Во время моего заключения в тюрьме отец часто слышал от меня подобные признания; когда я таким образом обвинял себя, ему иногда, по-видимому, хотелось получить объяснение; иногда же он принимал их за бред и считал, что такого рода мысль, явившаяся во время болезни, могла сохраниться и после выздоровления. Я уклонялся от объяснений и молчал о злодее, которого создал. Я был убежден, что меня считают безумным; это само по себе могло навеки связать мой язык. Кроме того, я не мог заставить себя раскрыть тайну, которая повергла бы моего собеседника в отчаяние и поселила в его груди неизбывный ужас. Поэтому я сдерживал свою нетерпеливую жажду сочувствия и молчал, а между тем отдал бы все на свете за возможность открыть роковую тайну. Но иногда у меня невольно вырывались подобные слова. Я не мог дать им объяснения, но эти правдивые слова несколько облегчали бремя моей тайной скорби.
На сей раз отец сказал с беспредельным удивлением:
"Милый Виктор, что это за бред? Сын мой, умоляю тебя, никогда больше не утверждай ничего подобного".
"Это не бред! — вскричал я решительно. — Солнце и небо, которым известны мои дела, могут засвидетельствовать, что я говорю правду. Я — убийца этих невинных жертв, они погибли из-за моих козней. Я тысячу раз пролил бы свою собственную кровь, каплю за каплей, чтобы спасти их жизнь; но я не мог этого сделать, отец, я не мог пожертвовать всем человеческим родом".
Конец этой речи совершенно убедил отца, что мой разум помрачен; он немедленно переменил тему разговора и попытался придать моим мыслям иное направление. Он хотел, насколько возможно, вычеркнуть из моей памяти события, разыгравшиеся в Ирландии; он никогда не упоминал о них и не позволял мне говорить о моих невзгодах.
Со временем я стал спокойнее; горе прочно угнездилось в моем сердце, но я больше не говорил бессвязными словами о своих преступлениях, достаточно было сознавать их. Я сделал над собой неимоверное усилие и подавил властный голос страдания, которое иногда рвалось наружу, чтобы заявить о себе всему свету. Я стал спокойнее и сдержаннее, чем когда-либо со времени моей поездки к ледяному морю.

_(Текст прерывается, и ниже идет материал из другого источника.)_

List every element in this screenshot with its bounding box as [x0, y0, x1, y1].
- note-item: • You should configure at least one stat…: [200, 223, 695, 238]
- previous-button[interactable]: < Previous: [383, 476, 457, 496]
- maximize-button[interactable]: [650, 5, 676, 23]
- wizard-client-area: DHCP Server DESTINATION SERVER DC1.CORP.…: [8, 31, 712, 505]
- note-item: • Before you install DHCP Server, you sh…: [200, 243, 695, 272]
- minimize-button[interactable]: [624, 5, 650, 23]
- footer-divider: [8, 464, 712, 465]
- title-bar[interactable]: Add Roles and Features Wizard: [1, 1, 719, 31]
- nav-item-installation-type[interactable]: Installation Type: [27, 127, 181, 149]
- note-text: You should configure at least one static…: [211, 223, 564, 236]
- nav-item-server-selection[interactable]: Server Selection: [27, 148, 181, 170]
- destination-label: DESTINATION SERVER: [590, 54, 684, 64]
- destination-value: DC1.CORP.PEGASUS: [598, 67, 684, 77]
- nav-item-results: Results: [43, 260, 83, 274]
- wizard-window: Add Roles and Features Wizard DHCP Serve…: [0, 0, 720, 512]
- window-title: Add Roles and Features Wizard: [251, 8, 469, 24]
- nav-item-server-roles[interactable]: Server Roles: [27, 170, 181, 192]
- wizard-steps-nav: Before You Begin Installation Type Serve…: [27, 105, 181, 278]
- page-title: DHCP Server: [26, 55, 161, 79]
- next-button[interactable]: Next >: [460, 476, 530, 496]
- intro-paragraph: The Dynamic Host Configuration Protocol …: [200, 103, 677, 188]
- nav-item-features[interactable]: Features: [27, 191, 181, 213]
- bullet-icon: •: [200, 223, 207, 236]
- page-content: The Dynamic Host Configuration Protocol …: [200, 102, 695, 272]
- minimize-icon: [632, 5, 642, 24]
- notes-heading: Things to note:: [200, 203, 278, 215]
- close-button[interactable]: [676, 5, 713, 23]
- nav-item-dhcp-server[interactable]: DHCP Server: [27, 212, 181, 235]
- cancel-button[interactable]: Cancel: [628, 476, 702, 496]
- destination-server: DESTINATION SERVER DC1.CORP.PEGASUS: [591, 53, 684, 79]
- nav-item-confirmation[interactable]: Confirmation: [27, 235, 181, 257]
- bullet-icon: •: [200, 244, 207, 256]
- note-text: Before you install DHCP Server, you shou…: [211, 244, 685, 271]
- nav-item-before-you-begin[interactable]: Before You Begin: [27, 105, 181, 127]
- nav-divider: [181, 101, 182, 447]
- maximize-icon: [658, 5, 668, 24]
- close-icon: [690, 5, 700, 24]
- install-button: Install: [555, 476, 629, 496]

За несколько дней до отъезда из Парижа в Швейцарию я получил следующее письмо от Элизабет:
"Дорогой друг!
Я с величайшей радостью прочла письмо дяди, отправленное из Парижа; ты уже не отделен от меня огромным расстоянием, и я надеюсь увидеть тебя через каких-нибудь две недели. Бедный кузен, сколько ты должен был выстрадать! Я боюсь, что ты болен еще серьезнее, чем когда уезжал из Женевы. Эта зима прошла для меня в унынии, в постоянных терзаниях неизвестности. Все же я надеюсь, что увижу тебя умиротворенным и что твое сердце хоть немного успокоилось.
И все-таки я боюсь, что тревога, которая делала тебя таким несчастным год тому назад, существует и теперь и даже усилилась со временем. Я не хотела бы расстраивать тебя сейчас, когда ты перенес столько несчастий; однако разговор, который произошел у меня с дядей перед его отъездом, требует, чтобы я объяснилась еще до нашей встречи.
Объяснилась! Ты, вероятно, спросишь: что у Элизабет может быть такого, что требует объяснения? Если ты в самом деле так скажешь, будет получен ответ на мои вопросы и все мои сомнения исчезнут. Но ты далеко от меня и, возможно, боишься и вместе желаешь такого объяснения. Чувствуя вероятность этого, я не решаюсь долее откладывать и пишу то, что за время твоего отсутствия мне часто хотелось написать, но недоставало мужества.